Exercise 26: Price Level Implementation
Implement a PriceLevel class that:
- Stores orders at a single price in FIFO order
- Supports add_order(order), remove_order(order_id), peek() (returns first order without removing)
- Has properties total_quantity and order_count
- Can iterate over orders in time priority
Write tests covering: adding orders, removing orders, peeking at an empty level, and verifying FIFO ordering.
Exercise 27: Simple Matching Engine
Implement a simplified matching engine function:
def match(incoming_order, resting_orders):
"""
Match an incoming order against a list of resting orders
sorted by price-time priority.
Returns:
trades: list of (price, quantity) tuples
remaining: remaining quantity of the incoming order
"""
Test it with the following scenarios: a) Incoming buy at $0.55 against asks at $0.53, $0.54, $0.55 (100 each). Incoming quantity: 250. b) Incoming sell at $0.50 against bids at $0.52, $0.51, $0.50 (50 each). Incoming quantity: 200. c) Incoming buy at $0.45 against asks at $0.50, $0.55 (100 each). No match expected.
Exercise 28: Order Book with Cancel Support
Extend the OrderBook class from Section 7.5 to support:
a) cancel_order(order_id) -- Remove an order and return it (or None if not found).
b) modify_order(order_id, new_price=None, new_quantity=None) -- Modify an order. If price changes, the order loses time priority. If only quantity decreases, time priority is preserved.
c) get_order(order_id) -- Return the order object without modifying it.
Write tests covering: - Cancelling an order that exists - Cancelling an order that does not exist - Modifying price (verify loss of time priority) - Modifying quantity downward (verify preservation of time priority)
Exercise 29: Market Quality Dashboard
Build a Python class MarketDashboard that takes an OrderBook instance and produces a formatted text report including:
- Current best bid and ask with quantities
- Spread (absolute and relative)
- Top 5 price levels on each side with quantities
- Order imbalance at top 1, 3, and 5 levels
- Recent trade summary (last 10 trades): VWAP, total volume, min price, max price
- A simple ASCII depth chart
Test your dashboard by creating an order book, submitting 20+ orders, and printing the report.
Exercise 30: Event Simulation
Build a simulation that:
- Creates a prediction market order book for "Will Event X occur?"

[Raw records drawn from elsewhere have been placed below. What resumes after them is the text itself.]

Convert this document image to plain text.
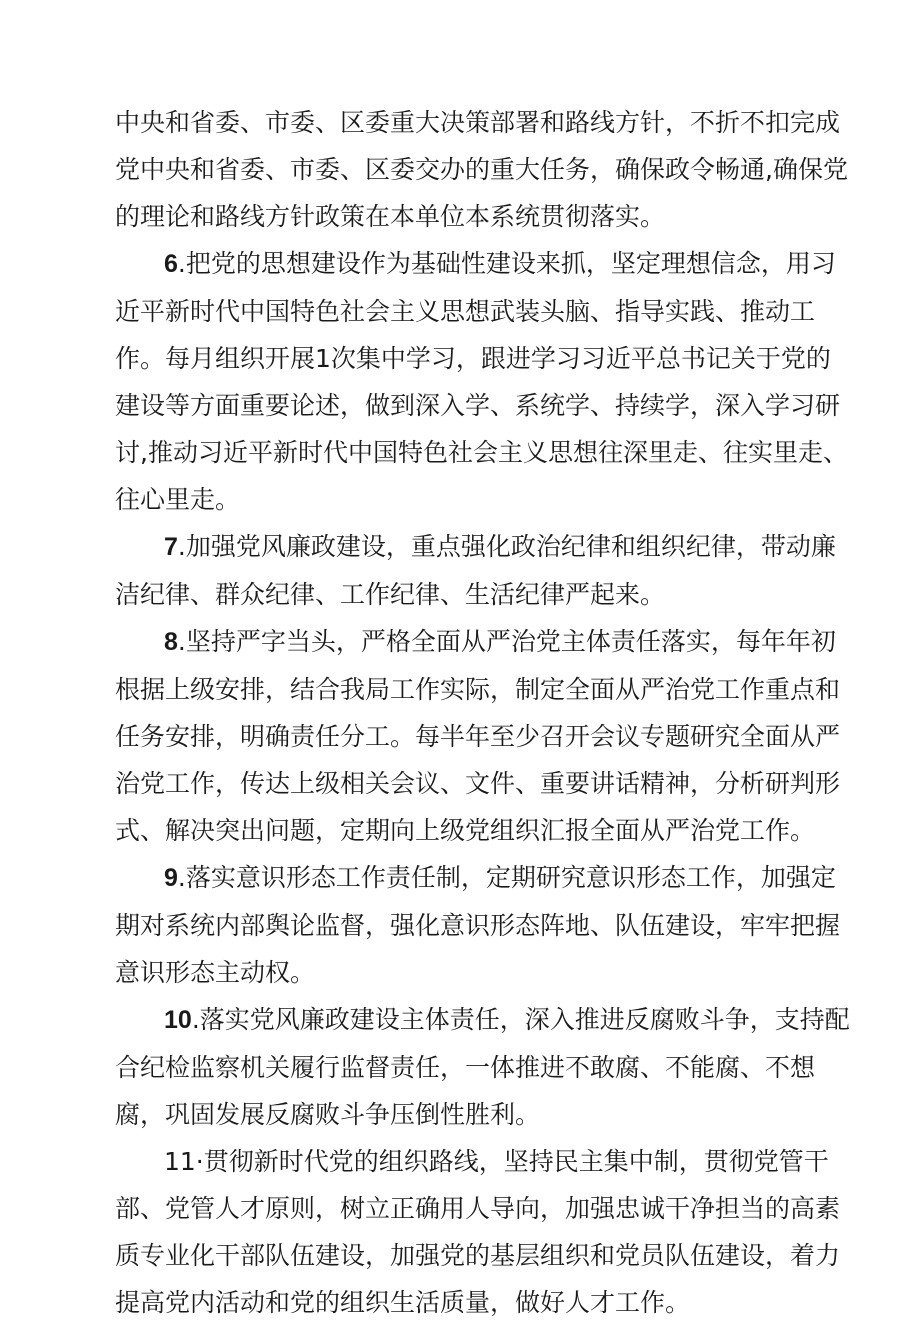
中央和省委、市委、区委重大决策部署和路线方针，不折不扣完成党中央和省委、市委、区委交办的重大任务，确保政令畅通,确保党的理论和路线方针政策在本单位本系统贯彻落实。

6.把党的思想建设作为基础性建设来抓，坚定理想信念，用习近平新时代中国特色社会主义思想武装头脑、指导实践、推动工作。每月组织开展1次集中学习，跟进学习习近平总书记关于党的建设等方面重要论述，做到深入学、系统学、持续学，深入学习研讨,推动习近平新时代中国特色社会主义思想往深里走、往实里走、往心里走。

7.加强党风廉政建设，重点强化政治纪律和组织纪律，带动廉洁纪律、群众纪律、工作纪律、生活纪律严起来。

8.坚持严字当头，严格全面从严治党主体责任落实，每年年初根据上级安排，结合我局工作实际，制定全面从严治党工作重点和任务安排，明确责任分工。每半年至少召开会议专题研究全面从严治党工作，传达上级相关会议、文件、重要讲话精神，分析研判形式、解决突出问题，定期向上级党组织汇报全面从严治党工作。

9.落实意识形态工作责任制，定期研究意识形态工作，加强定期对系统内部舆论监督，强化意识形态阵地、队伍建设，牢牢把握意识形态主动权。

10.落实党风廉政建设主体责任，深入推进反腐败斗争，支持配合纪检监察机关履行监督责任，一体推进不敢腐、不能腐、不想腐，巩固发展反腐败斗争压倒性胜利。

11·贯彻新时代党的组织路线，坚持民主集中制，贯彻党管干部、党管人才原则，树立正确用人导向，加强忠诚干净担当的高素质专业化干部队伍建设，加强党的基层组织和党员队伍建设，着力提高党内活动和党的组织生活质量，做好人才工作。
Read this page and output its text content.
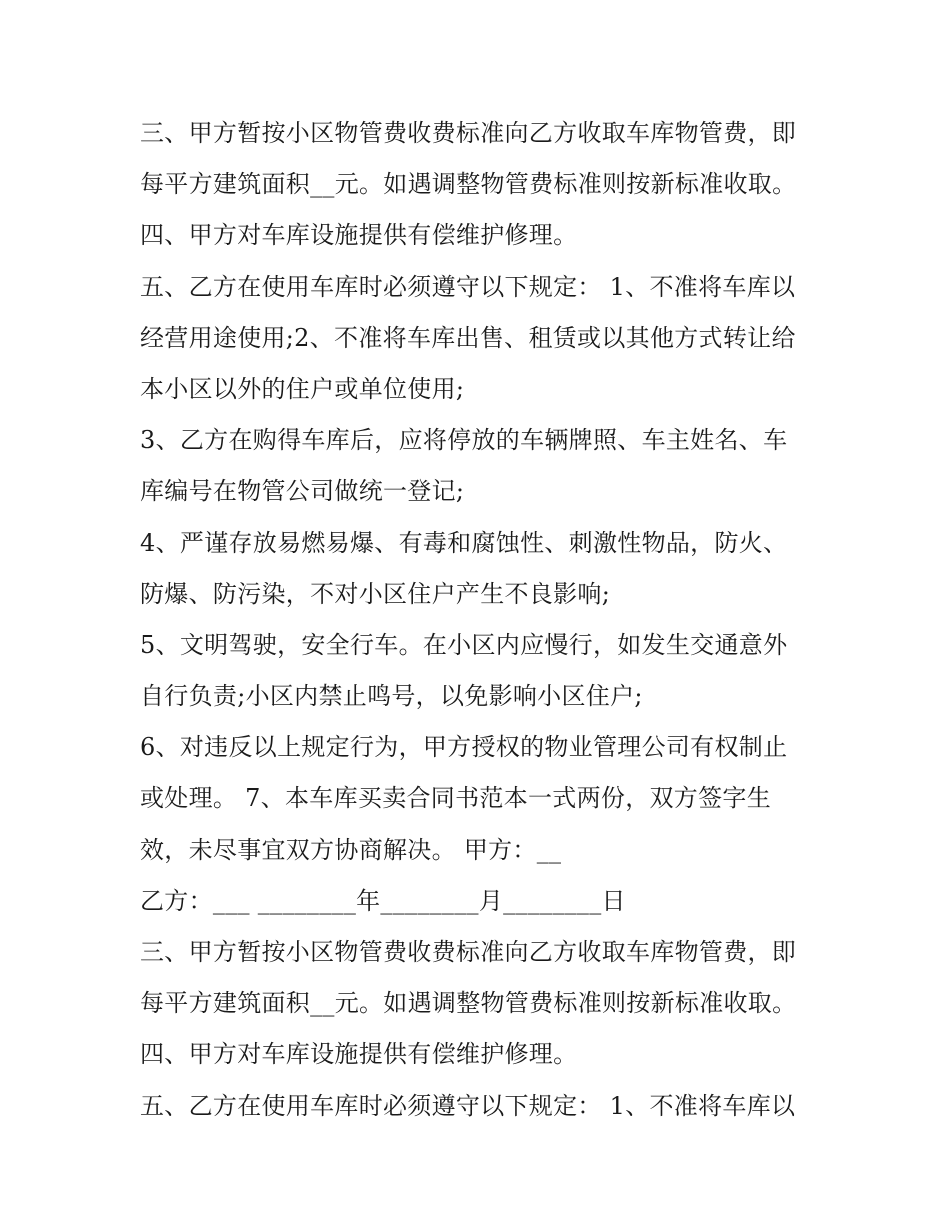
三、甲方暂按小区物管费收费标准向乙方收取车库物管费，即
每平方建筑面积__元。如遇调整物管费标准则按新标准收取。
四、甲方对车库设施提供有偿维护修理。
五、乙方在使用车库时必须遵守以下规定： 1、不准将车库以
经营用途使用;2、不准将车库出售、租赁或以其他方式转让给
本小区以外的住户或单位使用;
3、乙方在购得车库后，应将停放的车辆牌照、车主姓名、车
库编号在物管公司做统一登记;
4、严谨存放易燃易爆、有毒和腐蚀性、刺激性物品，防火、
防爆、防污染，不对小区住户产生不良影响;
5、文明驾驶，安全行车。在小区内应慢行，如发生交通意外
自行负责;小区内禁止鸣号，以免影响小区住户;
6、对违反以上规定行为，甲方授权的物业管理公司有权制止
或处理。 7、本车库买卖合同书范本一式两份，双方签字生
效，未尽事宜双方协商解决。 甲方：__
乙方：___ ________年________月________日
三、甲方暂按小区物管费收费标准向乙方收取车库物管费，即
每平方建筑面积__元。如遇调整物管费标准则按新标准收取。
四、甲方对车库设施提供有偿维护修理。
五、乙方在使用车库时必须遵守以下规定： 1、不准将车库以
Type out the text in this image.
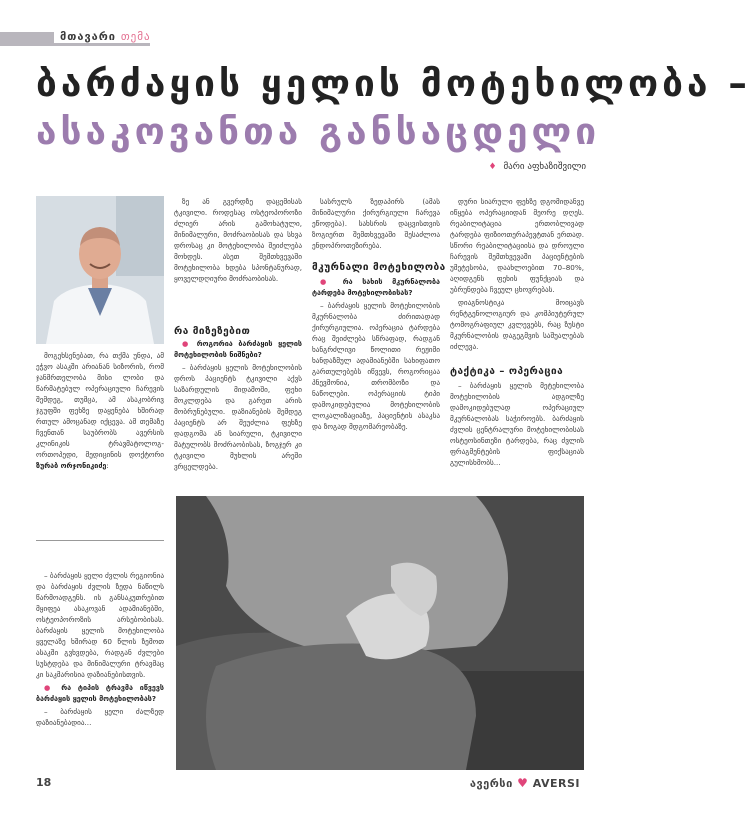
მთავარი თემა
ბარძაყის ყელის მოტეხილობა –
ასაკოვანთა განსაცდელი
♦ მარი აფხაზიშვილი

მოგეხსენებათ, რა თქმა უნდა, ამ ეჭვო ასაკში არიანან სიზორის, რომ ჯანმრთელობა მისი ლობი და წარმატებულ ოპერაციული ჩარევის შემდეგ, თუმცა, ამ ასაკობრივ ჯგუფში ფეხზე დაყენება ხშირად რთულ ამოცანად იქცევა. ამ თემაზე ჩვენთან საუბრობს ავერსის კლინიკის ტრავმატოლოგ-ორთოპედი, მედიცინის დოქტორი ზურაბ ორჯონიკიძე:

– ბარძაყის ყელი ძვლის რეგიონია და ბარძაყის ძვლის ზედა ნაწილს წარმოადგენს. ის განსაკუთრებით მყიფეა ასაკოვან ადამიანებში, ოსტეოპოროზის არსებობისას. ბარძაყის ყელის მოტეხილობა ყველაზე ხშირად 60 წლის ზემოთ ასაკში გვხვდება, რადგან ძვლები სუსტდება და მინიმალური ტრავმაც კი საკმარისია დაზიანებისთვის.

● რა ტიპის ტრავმა იწვევს ბარძაყის ყელის მოტეხილობას?

– ბარძაყის ყელი ძალზედ დაზიანებადია...

ზე ან გვერდზე დაცემისას ტკივილი. როდესაც ოსტეოპოროზი ძლიერ არის გამოხატული, მინიმალური, მოძრაობისას და სხვა დროსაც კი მოტეხილობა შეიძლება მოხდეს. ასეთ შემთხვევაში მოტეხილობა ხდება სპონტანურად, ყოველდღიური მოძრაობისას.

რა მიზეზებით

● როგორია ბარძაყის ყელის მოტეხილობის ნიშნები?

– ბარძაყის ყელის მოტეხილობის დროს პაციენტს ტკივილი აქვს საზარდულის მიდამოში, ფეხი მოკლდება და გარეთ არის მობრუნებული. დაზიანების შემდეგ პაციენტს არ შეუძლია ფეხზე დადგომა ან სიარული, ტკივილი მატულობს მოძრაობისას, ზოგჯერ კი ტკივილი მუხლის არეში ვრცელდება.

სასრულს ზედაპირს (ამას მინიმალური ქირურგიული ჩარევა ეწოდება). სახსრის დაცვისთვის ზოგიერთ შემთხვევაში შესაძლოა ენდოპროთეზირება.

მკურნალი მოტეხილობა

● რა სახის მკურნალობა ტარდება მოტეხილობისას?

– ბარძაყის ყელის მოტეხილობის მკურნალობა ძირითადად ქირურგიულია. ოპერაცია ტარდება რაც შეიძლება სწრაფად, რადგან ხანგრძლივი წოლითი რეჟიმი ხანდაზმულ ადამიანებში სახიფათო გართულებებს იწვევს, როგორიცაა პნევმონია, თრომბოზი და ნაწოლები. ოპერაციის ტიპი დამოკიდებულია მოტეხილობის ლოკალიზაციაზე, პაციენტის ასაკსა და ზოგად მდგომარეობაზე.

დური სიარული ფეხზე დგომიდანვე იწყება ოპერაციიდან მეორე დღეს. რეაბილიტაცია ერთობლივად ტარდება ფიზიოთერაპევტთან ერთად. სწორი რეაბილიტაციისა და დროული ჩარევის შემთხვევაში პაციენტების უმეტესობა, დაახლოებით 70–80%, აღიდგენს ფეხის ფუნქციას და უბრუნდება ჩვეულ ცხოვრებას.

დიაგნოსტიკა მოიცავს რენტგენოლოგიურ და კომპიუტერულ ტომოგრაფიულ კვლევებს, რაც ზუსტი მკურნალობის დაგეგმვის საშუალებას იძლევა.

ტაქტიკა – ოპერაცია

– ბარძაყის ყელის მეტეხილობა მოტეხილობის ადგილზე დამოკიდებულად ოპერაციულ მკურნალობას საჭიროებს. ბარძაყის ძვლის ცენტრალური მოტეხილობისას ოსტეოსინთეზი ტარდება, რაც ძვლის ფრაგმენტების ფიქსაციას გულისხმობს...

18	ავერსი ♥ AVERSI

- Initializes with market makers providing liquidity (bids and asks around $0.50).
- Simulates 100 "retail" traders arriving with random buy/sell limit orders normally distributed around the current midpoint.
- At step 50, simulates a "news shock" -- shift the fundamental probability from 50% to 70% by having new orders arrive centered around $0.70.
- Tracks and plots the midpoint price over time.
- Tracks and plots the spread over time.
- Calculates final market quality metrics.
This exercise ties together all concepts from the chapter: order book construction, matching, depth analysis, and market quality measurement.
Hint: Use the OrderBook class from Section 7.5 and the MarketQualityMetrics class from Section 7.7. Generate random orders using Python's random module.